Таня на секунду не «удержала» лицо. В ее глазах мелькнуло откровенное негодование, если не сказать ненависть, щеки вспыхнули румянцем гнева. Но она быстро взяла себя в руки, пробормотав:
– Первый раз вижу, чтобы Варька дралась.
«Ей было не с кем», – подумала я, но вслух сказала:
– И звини, скоро уедем, уже почти закончили ремонт.
– Ну что ты, – быстро произнесла Таня, – мне с вами веселей, хоть какая-то жизнь идет.
Она окинула взглядом растрепанных девочек, лежащего на спине хохочущего Кешу, лающих собак и добавила:
– Никуда вас не пущу.
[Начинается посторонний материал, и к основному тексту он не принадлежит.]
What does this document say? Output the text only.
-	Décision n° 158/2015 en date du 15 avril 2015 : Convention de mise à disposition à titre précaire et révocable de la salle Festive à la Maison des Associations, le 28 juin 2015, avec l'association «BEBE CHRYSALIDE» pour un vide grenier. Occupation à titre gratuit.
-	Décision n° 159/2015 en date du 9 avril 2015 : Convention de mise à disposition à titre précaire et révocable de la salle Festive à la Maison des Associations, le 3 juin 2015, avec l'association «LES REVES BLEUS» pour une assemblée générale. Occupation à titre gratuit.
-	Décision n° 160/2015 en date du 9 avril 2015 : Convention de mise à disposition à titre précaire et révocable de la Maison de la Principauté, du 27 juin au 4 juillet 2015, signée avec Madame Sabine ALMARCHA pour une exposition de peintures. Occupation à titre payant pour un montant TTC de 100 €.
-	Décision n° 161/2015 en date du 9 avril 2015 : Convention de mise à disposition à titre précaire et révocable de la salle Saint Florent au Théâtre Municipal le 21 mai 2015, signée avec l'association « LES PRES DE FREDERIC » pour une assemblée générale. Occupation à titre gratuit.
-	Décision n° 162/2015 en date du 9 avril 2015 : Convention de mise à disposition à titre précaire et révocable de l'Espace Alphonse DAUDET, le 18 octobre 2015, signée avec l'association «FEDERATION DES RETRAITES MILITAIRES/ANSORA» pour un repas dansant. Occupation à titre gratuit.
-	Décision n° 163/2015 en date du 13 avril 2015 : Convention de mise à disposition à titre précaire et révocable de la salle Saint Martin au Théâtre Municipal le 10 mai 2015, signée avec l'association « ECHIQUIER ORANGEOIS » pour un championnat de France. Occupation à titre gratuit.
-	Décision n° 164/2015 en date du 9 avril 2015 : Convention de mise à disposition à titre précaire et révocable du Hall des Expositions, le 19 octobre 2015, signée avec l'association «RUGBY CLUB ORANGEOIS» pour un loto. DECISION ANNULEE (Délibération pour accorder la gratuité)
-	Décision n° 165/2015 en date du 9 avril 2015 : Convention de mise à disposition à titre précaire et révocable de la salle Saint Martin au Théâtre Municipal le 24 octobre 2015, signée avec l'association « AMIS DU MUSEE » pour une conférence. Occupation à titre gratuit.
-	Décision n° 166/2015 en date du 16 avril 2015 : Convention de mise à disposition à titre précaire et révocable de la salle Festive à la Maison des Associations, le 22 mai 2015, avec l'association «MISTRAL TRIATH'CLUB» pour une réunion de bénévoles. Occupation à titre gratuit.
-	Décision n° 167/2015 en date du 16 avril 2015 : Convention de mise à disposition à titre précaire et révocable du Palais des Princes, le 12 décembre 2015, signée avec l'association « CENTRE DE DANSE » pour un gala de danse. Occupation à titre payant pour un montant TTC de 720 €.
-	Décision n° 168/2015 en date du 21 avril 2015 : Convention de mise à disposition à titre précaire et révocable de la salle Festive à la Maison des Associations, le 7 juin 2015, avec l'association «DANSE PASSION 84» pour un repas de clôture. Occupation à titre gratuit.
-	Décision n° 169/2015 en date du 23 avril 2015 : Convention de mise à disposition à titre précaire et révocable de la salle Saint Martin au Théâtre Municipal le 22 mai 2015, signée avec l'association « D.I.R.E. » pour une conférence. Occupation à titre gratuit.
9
Ладно, идите ужинать, драчуны!
Глядя, как она, безукоризненно прямо держа спину, направляется в столовую, я невольно затаила дыхание. Странно все это! Хозяйка явно тяготится гостями, мы раздражаем ее шумом, а Маруся плохо влияет на Варю. Дочка Харитонова выскользнула из-под гиперопеки матери, натянула мини-юбки, начала ходить в школу и Ветеринарную академию, перестала заплетать тугие косы… Да Таня должна просто ненавидеть Маню, послужившую детонатором этих неуправляемых процессов. По себе знаю, до какой злобы могут довести назойливые гости! Но Таня по непонятным для меня причинам изо всех сил хочет удержать нас у себя в доме. Отчего? Может, она просто мазохистка?
ГЛАВА 24
Следующее утро покатилось по накатанным рельсам. Дети разбежались по делам, собаки погуляли, поели и улеглись на диванах и креслах, собираясь предаться спокойному сну. Таня укатила в парикмахерскую. Я же, повертев в руках клочок бумаги, на котором Людмила Сергеевна написала дрожащей рукой два телефона, недолго думая, набрала первый и услышала:
– Газета «Желтуха», отдел информации.
Ну надо же, пожилая дама написала не тот номер. Помедлив минуту, я все же попросила:
– Можно Алену Иванову?
– Слушаю вас, – ответил бойкий голос.
Я поперхнулась. Людмила Сергеевна ничего не говорила о том, что Алена трудится в этой газетенке. Наоборот, все время подчеркивала полное безденежье младшей дочери, и у меня сложилось впечатление, будто та безработная.
– Говорите, – поторопила Алена, – ну, чего молчите!
Пришлось действовать по вдохновению.
– И мею кое-какие сведения о высокопоставленном человеке и хотела продать их редакции.